As a student of Washington College, the Chestertown Spy, having watched college presidents come and go since the Daniel Gibson era of the 1960s, does have a modest observation worth sharing as President Bair prepares for her inauguration.
To start, it might be helpful to recall a few years back a poll was done of new university and college presidents after their first year in office. The study found that a high percentage of them turned out to really hate their jobs after twelve months. While that might be the experience for many in their first year of employment, regardless of the profession, it can be said that college presidents have a particularly good reason to feel this way.
For the disenchanted, it is sometimes budget issues not known during the hiring process or perhaps the sudden loss of personal privacy. Others experience the kind of fatigue normally reserved only for candidates in retail politics. And all of them seem to combat the very high, and often times unrealistic, demands of trustees, major donors, prickly faculty, and marginalized alumni. This all happens at the same time the students (and their parents) press to see more value-added results for their six-figure four-year investment. Even with a high salary and sense of professional accomplishment, those college presidents were pretty unhappy campers.
It’s hard to blame them. The stakes have become so high in higher education, even for small, rural liberal arts colleges like Washington College, that it is hard for a new college president not to feel like T.S. Eliot’s poor character Prufrock who was on track to become a “predestined failure,” as a scholar of Eliot’s work once suggested, with no roadmap to navigate these treacherous and sometimes unforgiving waters.
Of course, these men and women would have our unending sympathy if it were not the case that throughout history, at least for Washington College, there has never been a roadmap for college presidents. And it has been our observation that those who genuinely enjoy the task of setting a new, uncharted course for this institution are the ones who love their jobs the most.
From Smith to Douglass Cater, Cain to Johnny Toll, these individuals saw their tenure as a great cause rather than an assignment – they knew where they wanted to take this school. They could withstand the pettiness and folly that comes with all institutions because they saw a bigger picture in front of them. That sense of direction not only acted as a force shield against the daily irritations of leadership but created for themselves a zone of fulfillment and usefulness that results in their own personal happiness.
This phenomenon is not new and does have a name. As defined by the writer Mihály Csíkszentmihályi, it is those that have found the “flow” in their work, and thereby are “fully immersed in a feeling of energized focus, full involvement, and enjoyment in the process of the activity.”
And part of the trick for a Washington College president is to know how this must be found locally. The intertwined relationship braiding the college, the community, and the river together yields the greatest gifts when seen collectively as the source of that flow. And by grasping the power of the region’s three greatest virtues, and the importance they play in the education of a student creates sense of pride and purpose for all.
And that zone is available for all who seek it. We wish President Bair grand tidings and heroic stamina to do so.
Roger Brown says
Dave
You have identified the various constituencies with conflicting interests that make the President’s job really tough.

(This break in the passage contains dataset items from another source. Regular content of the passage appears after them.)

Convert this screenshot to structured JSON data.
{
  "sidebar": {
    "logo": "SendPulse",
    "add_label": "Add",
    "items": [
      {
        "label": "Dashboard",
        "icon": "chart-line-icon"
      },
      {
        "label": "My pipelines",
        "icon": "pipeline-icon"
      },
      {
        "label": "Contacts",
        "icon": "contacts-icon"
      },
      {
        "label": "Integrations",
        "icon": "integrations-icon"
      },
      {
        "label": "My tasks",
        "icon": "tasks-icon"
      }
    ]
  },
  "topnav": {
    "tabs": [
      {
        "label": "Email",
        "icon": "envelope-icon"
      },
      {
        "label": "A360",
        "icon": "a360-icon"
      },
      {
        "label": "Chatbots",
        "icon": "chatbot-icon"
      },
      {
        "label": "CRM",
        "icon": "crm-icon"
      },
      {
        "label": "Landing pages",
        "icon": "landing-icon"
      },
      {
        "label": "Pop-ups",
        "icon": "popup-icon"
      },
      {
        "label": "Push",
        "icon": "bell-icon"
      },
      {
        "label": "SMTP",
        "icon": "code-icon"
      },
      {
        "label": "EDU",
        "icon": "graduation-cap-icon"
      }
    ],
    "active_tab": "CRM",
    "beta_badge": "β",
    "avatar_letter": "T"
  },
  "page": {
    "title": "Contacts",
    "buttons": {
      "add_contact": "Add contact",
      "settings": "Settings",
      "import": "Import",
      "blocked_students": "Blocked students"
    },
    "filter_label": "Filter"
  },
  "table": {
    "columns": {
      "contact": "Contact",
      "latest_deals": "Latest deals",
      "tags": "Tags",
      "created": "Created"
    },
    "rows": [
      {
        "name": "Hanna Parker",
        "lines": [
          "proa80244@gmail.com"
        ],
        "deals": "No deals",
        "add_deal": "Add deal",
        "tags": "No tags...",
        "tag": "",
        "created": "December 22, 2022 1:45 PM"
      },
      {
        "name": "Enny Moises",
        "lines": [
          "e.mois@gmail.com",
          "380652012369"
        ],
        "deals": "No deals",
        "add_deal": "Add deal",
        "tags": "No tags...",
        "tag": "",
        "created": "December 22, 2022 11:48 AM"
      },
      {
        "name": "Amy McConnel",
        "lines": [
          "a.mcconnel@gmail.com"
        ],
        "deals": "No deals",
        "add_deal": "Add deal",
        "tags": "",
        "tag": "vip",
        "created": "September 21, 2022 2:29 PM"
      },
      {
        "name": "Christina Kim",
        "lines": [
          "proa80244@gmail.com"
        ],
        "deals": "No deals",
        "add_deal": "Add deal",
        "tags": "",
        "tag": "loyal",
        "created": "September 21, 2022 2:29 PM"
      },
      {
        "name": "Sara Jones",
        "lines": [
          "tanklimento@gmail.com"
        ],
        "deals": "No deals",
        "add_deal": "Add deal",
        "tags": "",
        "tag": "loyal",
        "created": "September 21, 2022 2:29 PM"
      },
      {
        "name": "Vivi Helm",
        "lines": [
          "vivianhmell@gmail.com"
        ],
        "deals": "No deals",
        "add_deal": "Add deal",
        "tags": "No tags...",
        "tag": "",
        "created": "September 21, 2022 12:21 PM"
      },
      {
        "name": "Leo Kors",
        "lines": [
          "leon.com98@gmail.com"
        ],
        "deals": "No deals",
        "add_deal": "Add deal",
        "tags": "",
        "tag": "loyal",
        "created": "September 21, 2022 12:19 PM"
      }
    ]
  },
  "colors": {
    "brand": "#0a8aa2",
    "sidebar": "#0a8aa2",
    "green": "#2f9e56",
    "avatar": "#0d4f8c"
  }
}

I wish the best for Ms. Bair . She did a great job s FDIC Chair.
Roger
Margaret Fallaw says
Well stated!
Jack Brosius says
I read with greatly mixed feelings the editorial welcoming the new Washington College President Sheila Blair and would like point out a few things that I feel need to be addressed both in the editorial as well as things that were not addressed.
First of all President Blair was not selected because she is a woman and would break the “glass ceiling”, she was selected because she was best qualified to meet the needs of the college community by making a commitment to LEAD this community to continue & improve it’s academic & community status. It is now incumbent on the part of the entire community (the board of directors, the college community from the top down & the Chestertown/Kent & Queen Anne’s communities that help support the college) to also make a commitment to listen and work with President Blair. This may/probably will require a lot of patience on both sides since President Blair will by necessity be learning what has and has not worked and the communities by the same token must examine the same issues as it applies to each role each member plays and then work out what “corrections in course” must/should be made in order to go on to greater and more wonderful things.
In addition to the above there is the expectation that President Blair is going to be a “great” fundraiser which based on the commitment of the communities involved to make the college a top rated community with President Blair leading the way will happen. Stressful,maybe,satisfying and challenging, Yes. It is up to the communities as a whole to now step up and make a commitment to work WITH president Blair and not FOR her. If we all do that then she and the community will enjoy great success.